Nederland mag dan geen grote exporteur zijn, voor de ontwikkeling van sla is Nederloand door de eeuwen heen heel belangrijk geweest. Vooral in de 17e eeuw ontwikkelden we in ons land talrijke variëteiten, waarvan er nog nog altijd geteeld worden. Omdat sla vers geplukt op tafel moet, maakte sla tot de jaren zestig weinig kilometers. Toen kwamen verpakkings-, koel- en transportmogelijkheden op de markt die de handel bevrijdden. Belangrijk daarbij was het zogenaamde vacuum-koelen.
De oorsprong van het woord is het Latijnse lactuca , waarin 'lac' verwijst naar het melkachtig sap dat slasoorten bevatten.
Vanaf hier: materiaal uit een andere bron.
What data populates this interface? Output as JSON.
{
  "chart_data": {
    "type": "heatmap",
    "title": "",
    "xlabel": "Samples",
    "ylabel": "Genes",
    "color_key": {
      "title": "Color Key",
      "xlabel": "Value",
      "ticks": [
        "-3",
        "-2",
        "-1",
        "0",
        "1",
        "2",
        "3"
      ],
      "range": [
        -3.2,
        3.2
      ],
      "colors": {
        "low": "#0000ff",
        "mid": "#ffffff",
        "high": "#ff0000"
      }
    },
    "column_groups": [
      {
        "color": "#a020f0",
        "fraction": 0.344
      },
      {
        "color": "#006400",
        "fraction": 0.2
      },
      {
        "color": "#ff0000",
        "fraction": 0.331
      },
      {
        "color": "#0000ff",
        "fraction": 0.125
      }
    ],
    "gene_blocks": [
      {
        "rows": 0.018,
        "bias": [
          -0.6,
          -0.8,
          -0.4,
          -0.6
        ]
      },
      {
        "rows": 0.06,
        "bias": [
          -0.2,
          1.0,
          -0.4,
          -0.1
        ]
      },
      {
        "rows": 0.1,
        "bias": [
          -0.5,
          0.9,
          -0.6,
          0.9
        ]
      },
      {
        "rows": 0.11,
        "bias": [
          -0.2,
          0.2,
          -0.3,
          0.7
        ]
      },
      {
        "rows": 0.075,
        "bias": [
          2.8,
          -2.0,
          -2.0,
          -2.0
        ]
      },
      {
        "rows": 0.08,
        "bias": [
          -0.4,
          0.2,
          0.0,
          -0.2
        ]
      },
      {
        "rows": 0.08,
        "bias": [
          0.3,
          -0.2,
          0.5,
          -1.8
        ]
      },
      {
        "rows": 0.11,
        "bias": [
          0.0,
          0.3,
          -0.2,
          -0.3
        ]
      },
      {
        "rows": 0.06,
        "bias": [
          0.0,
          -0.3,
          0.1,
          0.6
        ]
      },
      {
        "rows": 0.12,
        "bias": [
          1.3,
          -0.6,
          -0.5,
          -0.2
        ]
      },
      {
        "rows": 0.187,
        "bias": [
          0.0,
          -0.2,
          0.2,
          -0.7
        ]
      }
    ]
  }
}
Het woord sla is in het begin van de achttiende eeuw ingeburgerd geraakt voor de groenten uit het Lactuca, maar werd en wordt nog altijd gebruikt voor alle rauw gegeten mengsels van groenten en kruiderij, trouwens ook van andere groensoorten als de Lactuca's, en is ontleend aan het Oudfranse 'salade' en het nog oudere Italiaanse 'insalata'. De laatste vindt zijn oorsprong in het zouten (saler) van gerechten.
Smakelijke slasoorten: lollo rossa, lolla bionda en eikenbladsla, krulsla-variëteiten die als krop verkocht worden, maar ook uitstekende snijsoorten zijn, waarbij de krop in twee tot drie keer geoogst wordt.
De bekendste bindsla is de Romaine. Dit is de enige slassoort die in Ceasar salad gebruikt mag worden.
Hoewel we er aan gewend zijn ijssla synoniem te stellen aan ijsbergsla is deze Iceberg-variëteit éé van de vele soorten ijssla, maar wel de allerbelangrijkste vanuit commercieel gezichtspunt.
De kropsla of botersla leek niet weg te denken van de Nederlandse tafel, maar is er in enkele decennia van af 'geveegd' door de ijssla.
Stengelsla is de enige slasoort die je hier in een Chinese voedingswinkel kunt kopen, onder de naam mu jo of mu son. Het gaat niet om het blad, maar om de stengel, die gebruikt wordt in stoof- en roerbakgerechten.